8. A thermal recording apparatus for image recording on a recording medium, comprising:

a head for image recording on said recording medium;

discrimination means for discriminating the species of said recording medium; and

pressure varying means for varying the pressure of said head on said recording medium according to the species thereof discriminated by said discrimination means; wherein said pressure varying means comprises an elastic member between a head arm bearing said head and a driving mechanism, and is adapted to compress said elastic member in response to a movement of a driving point with respect to said elastic member.

9. A thermal recording apparatus for image recording on a recording medium, comprising:

a head for image recording on said recording medium;

head pressure regulation means for regulating the pressure of said head on said recording medium;

energy regulation means for regulating the electric energy to be supplied to said head;

instruction means for instructing the density of the image to be recorded on said recording medium; and

control means for controlling said head pressure regulation means and said energy regulation means in response to the instruction by said instruction means.

10. A thermal recording apparatus according to claim 9, further comprising correlation means for correlating the image density instructed by said instruction means with the set values of said pressure and said electric energy, wherein said head pressure regulation means and said energy regulation means are controlled in response to said set values.

11. An apparatus according to claim 9, wherein said head presses a platen through an ink sheet containing ink thereon and said recording medium.

12. A thermal recording apparatus for image recording on a recording medium, comprising:

a head for image recording on said recording medium;

head pressure regulation means for regulating the pressure of said head on said recording medium;

head pressure instruction means for instructing said pressure;

energy regulation means for regulating electric energy to be supplied to said head;

energy instruction means for instructing the electric energy to be supplied to said head;

memory means for storing plural sets of a predetermined value instructed by said head pressure instruction means and a predetermined value instructed by said energy instruction means; and

control means for designating one of said plural sets of instruction values stored in said memory means and controlling said head pressure regulation means and said energy regulation means in response to thus read instruction values.

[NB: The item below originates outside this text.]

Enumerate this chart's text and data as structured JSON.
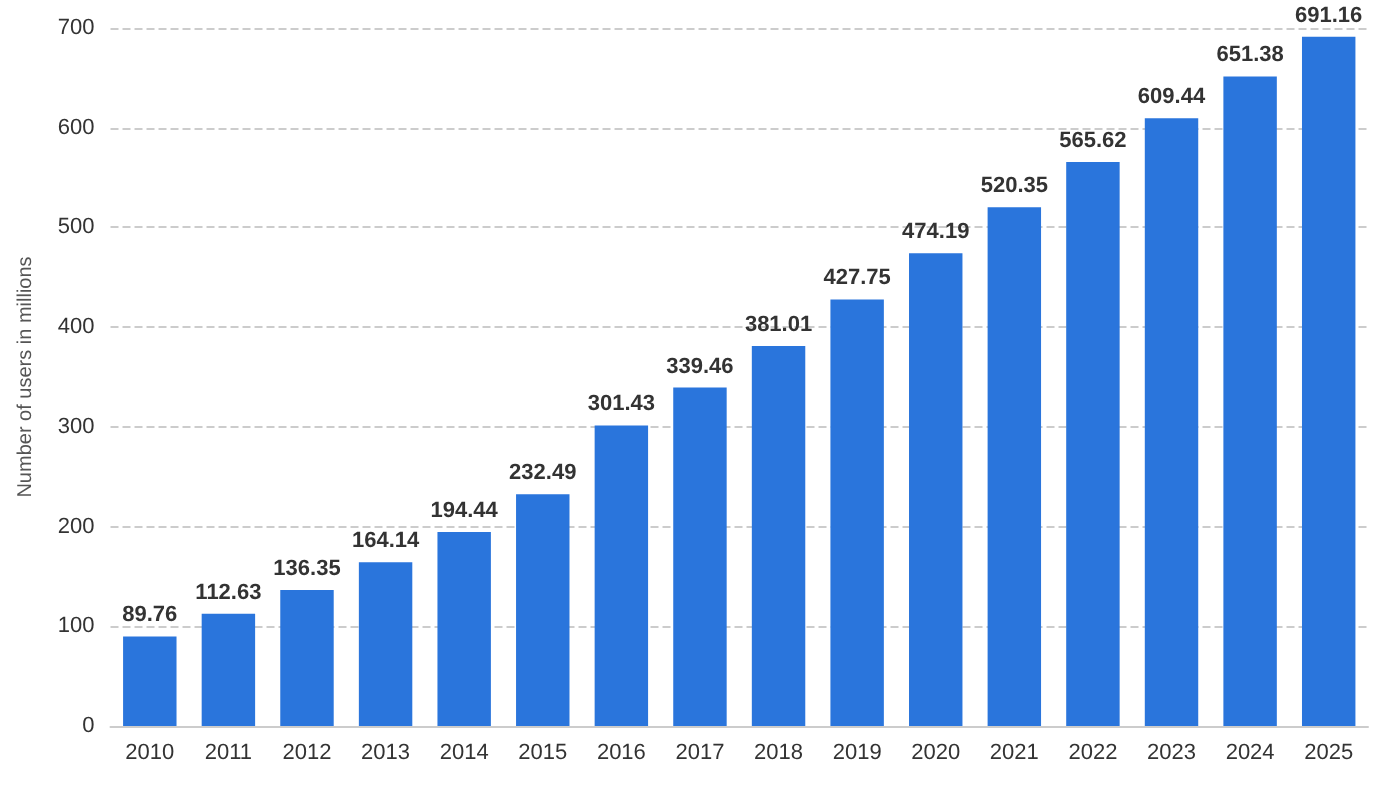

13. A thermal recording apparatus according to claim 12, wherein said control means is also adapted to control said head pressure regulation means and said energy regulation means in response to a value instructed by said head pressure instruction means and a value instructed by said energy instruction means.

14. A thermal recording apparatus according to claim 12, further comprising renewal means for renewing one of plural sets stored in said memory means, according instructions of said head pressure instruction means and said energy instruction means.

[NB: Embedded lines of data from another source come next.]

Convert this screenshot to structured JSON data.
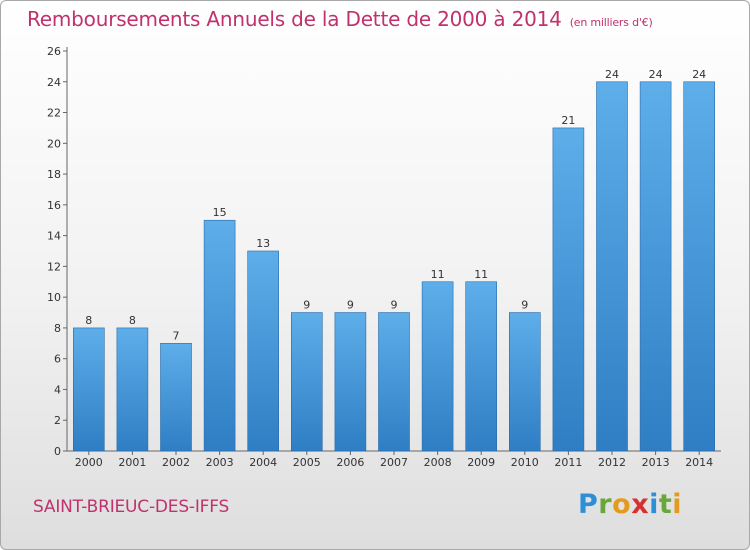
{
  "header": {
    "title": "Remboursements Annuels de la Dette de 2000 à 2014",
    "subtitle": "(en milliers d'€)"
  },
  "commune": "SAINT-BRIEUC-DES-IFFS",
  "logo": {
    "letters": [
      "P",
      "r",
      "o",
      "x",
      "i",
      "t",
      "i"
    ]
  },
  "colors": {
    "title": "#c0316d",
    "bar_light": "#5eaeea",
    "bar_dark": "#2f7ec4"
  },
  "chart_data": {
    "type": "bar",
    "title": "Remboursements Annuels de la Dette de 2000 à 2014",
    "subtitle": "(en milliers d'€)",
    "categories": [
      "2000",
      "2001",
      "2002",
      "2003",
      "2004",
      "2005",
      "2006",
      "2007",
      "2008",
      "2009",
      "2010",
      "2011",
      "2012",
      "2013",
      "2014"
    ],
    "values": [
      8,
      8,
      7,
      15,
      13,
      9,
      9,
      9,
      11,
      11,
      9,
      21,
      24,
      24,
      24
    ],
    "ylim": [
      0,
      26
    ],
    "yticks": [
      0,
      2,
      4,
      6,
      8,
      10,
      12,
      14,
      16,
      18,
      20,
      22,
      24,
      26
    ],
    "grid": false,
    "data_labels": true
  }
}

15. A thermal recording apparatus according to claim 12, wherein said head is a thermal head provided with a heat generating element.

16. An apparatus according to claim 11, wherein said head presses a platen though an ink sheet containing ink thereon and said recording medium.

17. A thermal recording apparatus for transferring ink from an ink sheet containing ink-thereon to a medium to be recorded so as to record onto said recording medium, comprising:

a platen;

a thermal head for recording onto said recording medium; said head having a heat generating section;

discriminating means for discriminating species of said recording medium, and

pressure control means for controlling the force for maintaining the pressing condition by said thermal head through said ink sheet and said recording medium on said platen in accordance with the species of said recording medium discriminated by said discriminating means.